Em sua atuação cotidiana e pública, a expressão da hostilidade à hospitalidade tem sido evocada recorrentemente por Padre Júlio Lancellotti em suas falas para fomentar uma sensibilidade que seja capaz de perceber como as cidades podem ser agressivas às pessoas desde os seus detalhes.

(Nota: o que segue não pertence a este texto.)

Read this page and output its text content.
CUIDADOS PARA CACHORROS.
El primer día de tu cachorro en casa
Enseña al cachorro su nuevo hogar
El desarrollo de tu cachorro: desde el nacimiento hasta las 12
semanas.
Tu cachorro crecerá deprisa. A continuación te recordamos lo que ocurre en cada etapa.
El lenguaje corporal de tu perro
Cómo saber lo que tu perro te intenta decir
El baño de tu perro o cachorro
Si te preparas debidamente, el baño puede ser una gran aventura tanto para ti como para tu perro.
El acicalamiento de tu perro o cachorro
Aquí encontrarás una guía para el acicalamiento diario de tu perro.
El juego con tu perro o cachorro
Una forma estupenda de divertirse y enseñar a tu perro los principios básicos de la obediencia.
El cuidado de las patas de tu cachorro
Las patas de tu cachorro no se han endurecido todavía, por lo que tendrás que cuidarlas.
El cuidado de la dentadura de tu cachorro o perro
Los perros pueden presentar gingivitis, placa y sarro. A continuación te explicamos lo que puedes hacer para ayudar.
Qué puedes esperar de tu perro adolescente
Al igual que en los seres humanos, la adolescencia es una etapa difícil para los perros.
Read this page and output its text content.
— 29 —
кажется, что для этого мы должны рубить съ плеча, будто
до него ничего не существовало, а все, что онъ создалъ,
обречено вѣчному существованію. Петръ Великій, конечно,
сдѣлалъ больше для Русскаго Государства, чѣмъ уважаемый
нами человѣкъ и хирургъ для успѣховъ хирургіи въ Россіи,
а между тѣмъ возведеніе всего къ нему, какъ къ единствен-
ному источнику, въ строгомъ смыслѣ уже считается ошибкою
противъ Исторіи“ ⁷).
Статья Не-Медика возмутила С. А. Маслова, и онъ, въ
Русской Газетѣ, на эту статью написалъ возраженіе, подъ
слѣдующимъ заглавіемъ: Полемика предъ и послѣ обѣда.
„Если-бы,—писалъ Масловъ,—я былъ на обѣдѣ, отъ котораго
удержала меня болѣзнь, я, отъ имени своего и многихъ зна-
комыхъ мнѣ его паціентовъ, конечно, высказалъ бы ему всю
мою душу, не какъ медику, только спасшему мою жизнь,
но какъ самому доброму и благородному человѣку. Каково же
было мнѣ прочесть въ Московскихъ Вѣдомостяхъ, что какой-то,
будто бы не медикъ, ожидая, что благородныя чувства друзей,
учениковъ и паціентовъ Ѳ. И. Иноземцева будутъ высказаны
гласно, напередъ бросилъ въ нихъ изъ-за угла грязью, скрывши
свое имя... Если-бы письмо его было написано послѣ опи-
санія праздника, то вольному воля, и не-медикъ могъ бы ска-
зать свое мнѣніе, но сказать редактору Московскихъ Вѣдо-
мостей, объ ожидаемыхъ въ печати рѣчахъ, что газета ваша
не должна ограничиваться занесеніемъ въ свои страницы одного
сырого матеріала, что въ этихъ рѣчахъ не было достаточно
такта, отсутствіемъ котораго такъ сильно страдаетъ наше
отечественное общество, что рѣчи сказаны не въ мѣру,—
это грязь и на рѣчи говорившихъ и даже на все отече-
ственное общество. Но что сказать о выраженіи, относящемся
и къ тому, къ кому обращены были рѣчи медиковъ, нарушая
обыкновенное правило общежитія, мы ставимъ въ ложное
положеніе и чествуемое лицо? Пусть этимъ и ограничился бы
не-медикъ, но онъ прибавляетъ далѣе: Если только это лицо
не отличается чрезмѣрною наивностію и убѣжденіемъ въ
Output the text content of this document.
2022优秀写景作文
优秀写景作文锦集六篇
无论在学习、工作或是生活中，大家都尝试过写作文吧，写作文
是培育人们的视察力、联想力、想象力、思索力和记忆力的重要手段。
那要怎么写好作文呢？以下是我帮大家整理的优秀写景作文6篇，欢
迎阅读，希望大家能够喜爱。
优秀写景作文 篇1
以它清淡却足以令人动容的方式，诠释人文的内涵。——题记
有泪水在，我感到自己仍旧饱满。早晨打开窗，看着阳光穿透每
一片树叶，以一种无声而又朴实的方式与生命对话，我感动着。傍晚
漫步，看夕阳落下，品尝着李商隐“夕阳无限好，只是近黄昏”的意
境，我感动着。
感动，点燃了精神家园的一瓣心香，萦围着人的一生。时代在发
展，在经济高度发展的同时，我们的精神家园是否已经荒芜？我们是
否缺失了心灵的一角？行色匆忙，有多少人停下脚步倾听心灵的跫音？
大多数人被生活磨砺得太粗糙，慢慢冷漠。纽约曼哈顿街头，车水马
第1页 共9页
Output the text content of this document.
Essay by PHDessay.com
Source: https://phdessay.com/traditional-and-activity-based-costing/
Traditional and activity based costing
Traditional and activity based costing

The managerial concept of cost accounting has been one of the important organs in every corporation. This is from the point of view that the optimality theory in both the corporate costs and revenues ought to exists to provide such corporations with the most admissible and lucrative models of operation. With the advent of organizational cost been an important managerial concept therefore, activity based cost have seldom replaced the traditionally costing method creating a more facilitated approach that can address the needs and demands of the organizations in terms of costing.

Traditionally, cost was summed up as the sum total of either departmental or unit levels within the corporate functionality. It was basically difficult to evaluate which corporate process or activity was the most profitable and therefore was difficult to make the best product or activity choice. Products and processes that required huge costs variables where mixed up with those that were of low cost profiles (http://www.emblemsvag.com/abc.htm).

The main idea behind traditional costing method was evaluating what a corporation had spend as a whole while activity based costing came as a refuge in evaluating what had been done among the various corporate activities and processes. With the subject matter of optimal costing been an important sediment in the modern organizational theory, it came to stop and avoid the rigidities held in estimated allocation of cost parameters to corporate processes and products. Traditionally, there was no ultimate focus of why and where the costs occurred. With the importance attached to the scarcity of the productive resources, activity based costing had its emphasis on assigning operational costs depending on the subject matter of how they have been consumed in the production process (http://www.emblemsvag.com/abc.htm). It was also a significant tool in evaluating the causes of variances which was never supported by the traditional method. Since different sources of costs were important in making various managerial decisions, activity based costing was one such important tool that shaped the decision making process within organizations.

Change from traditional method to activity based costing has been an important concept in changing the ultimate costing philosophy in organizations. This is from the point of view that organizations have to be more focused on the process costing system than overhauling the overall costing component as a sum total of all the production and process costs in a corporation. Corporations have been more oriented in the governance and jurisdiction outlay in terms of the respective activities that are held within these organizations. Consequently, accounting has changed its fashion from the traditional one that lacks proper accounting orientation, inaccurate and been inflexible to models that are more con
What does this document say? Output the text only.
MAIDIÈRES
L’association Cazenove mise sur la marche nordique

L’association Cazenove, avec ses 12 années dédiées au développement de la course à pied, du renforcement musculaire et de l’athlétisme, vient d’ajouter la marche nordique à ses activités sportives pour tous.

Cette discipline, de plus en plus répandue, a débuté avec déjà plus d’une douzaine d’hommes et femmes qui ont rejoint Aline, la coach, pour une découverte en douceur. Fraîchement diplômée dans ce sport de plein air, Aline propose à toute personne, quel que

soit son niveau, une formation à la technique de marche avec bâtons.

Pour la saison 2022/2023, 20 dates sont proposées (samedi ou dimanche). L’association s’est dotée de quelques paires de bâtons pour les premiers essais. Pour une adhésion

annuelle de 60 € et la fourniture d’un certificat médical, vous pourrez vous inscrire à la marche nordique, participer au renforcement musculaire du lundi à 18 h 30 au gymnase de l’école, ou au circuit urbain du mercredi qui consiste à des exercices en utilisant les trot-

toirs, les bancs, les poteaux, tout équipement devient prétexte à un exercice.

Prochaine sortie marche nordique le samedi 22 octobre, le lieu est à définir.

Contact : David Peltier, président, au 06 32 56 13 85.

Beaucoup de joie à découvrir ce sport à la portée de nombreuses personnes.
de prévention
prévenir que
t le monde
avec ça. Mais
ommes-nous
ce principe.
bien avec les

O religioso mobiliza desde ações cotidianas de assistência as pessoas em situação de rua da cidade de São Paulo, como fomenta o debate de garantia e cumprimento da função social dos espaços , e inspirou a criação de uma lei federal para coibir as instalações consideradas “antipobres”, que promovem a espoliação do uso das cidades por esses sujeitos tidos como indesejáveis. O projeto de lei 488/2021 de autoria do senador Fabiano Contarato (Rede-ES), nomeado “Lei Padre Júlio Lancellotti”, visa alterar o Estatuto da Cidade (Lei nº 10.257/2001) para vedar o emprego de técnicas de arquitetura hostil (SOUZA e PEREIRA, 2019) em espaços livres de uso público com vistas a garantir o livre trânsito da população, sobretudo, aquela em situação de rua. De acordo com o propositor, a promulgação da Lei nº 14.489/2022 em 21 de dezembro de 2022 representa uma importante conquista em prol de cidades mais humanas e democráticas.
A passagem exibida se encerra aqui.